Im Stil des 17. Jahrhunderts
Der erste Blickfang in der Ausstellung im Haus im Schluh ist ein bronzener Ellenbogen des Künstlers Heini Linkshänder. Die Skulptur mit der dazu korrespondierenden Grafik weist auf den Verlust seines rechten Arms hin. Dieses Ereignis führte Linkshänder zu seinem Namen und noch tiefer in die künstlerische Arbeit. Da er mit dem Haus im Schluh sehr verbunden war, ging die Sammlung seines druckgrafischen Werks nach seinem Tod 2012 dorthin.
In seinen Arbeiten gestaltet er Facetten des Daseins von Mensch und Natur, Momente von Einsamkeit, Liebe und Lebensfreude. Ihm ging es stets darum, die Wesenheit von Mensch und Natur zeichenhaft zum Ausdruck zu bringen. Dabei konzentrierte er sich in der Regel auf zwei Farben. Während bei ihm Rot für Liebe, Energie und Wärme steht, verbindet er mit Schwarz Kraft und Sinnlichkeit.
Große Helmantel-Retrospektive
Aus den Niederlanden stammt der Maler Henk Helmantel, den die Große Kunstschau anlässlich seines 70. Geburtstages in einer großen Retrospektive präsentiert. Von jeher hat er sich mit Kircheninterieurs und Stillleben auseinandergesetzt. Helmantel arbeitet in der altmeisterlichen Manier der Maler des 17. Jahrhunderts. Ein Aspekt der Malerei war die Augen täuschende Klarheit der Motive, die gleichzeitig als christliche Symbole galten. Helmantel folgt den Vorbildern. Es sind die Farben, die zum Teil von der Gegenwart sprechen. Sei es das Orange einer Schachtel oder das Violett einer Pflaume. Farben, wie sie so in der Palette der alten Meister nicht vorkamen.
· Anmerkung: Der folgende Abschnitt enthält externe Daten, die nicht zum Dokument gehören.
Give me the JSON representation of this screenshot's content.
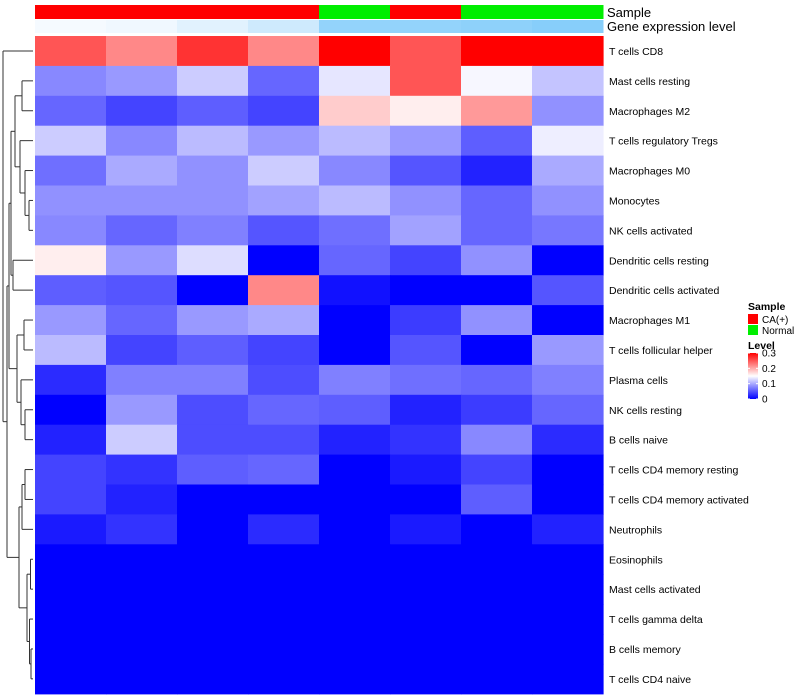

Die Ausstellung zeigt neben Stillleben, Kircheninterieurs und Porträts auch Teile aus der Kunstsammlung des Malers, auf die er sich bezieht, wie etwa ein Selbstbildnis Rembrandts. Am heutigen Sonnabend eröffnen drei der vier Ausstellungssektionen: „Treffpunkt Worpswede“ auf dem Barkenhoff um 15 Uhr, „Henk Helmantel – Werkschau zum 70. Geburtstag“ in der Großen Kunstschau um 16.30 Uhr und „Margaret Kelley – A Shade of Pale“ in der Worpsweder Kunsthalle um 18 Uhr. „Heini Linkshänder – Druckgrafik und Objekte“ ist am morgigen Sonntag, 8. Februar, ab 11.30 Uhr im Haus im Schluh zu sehen.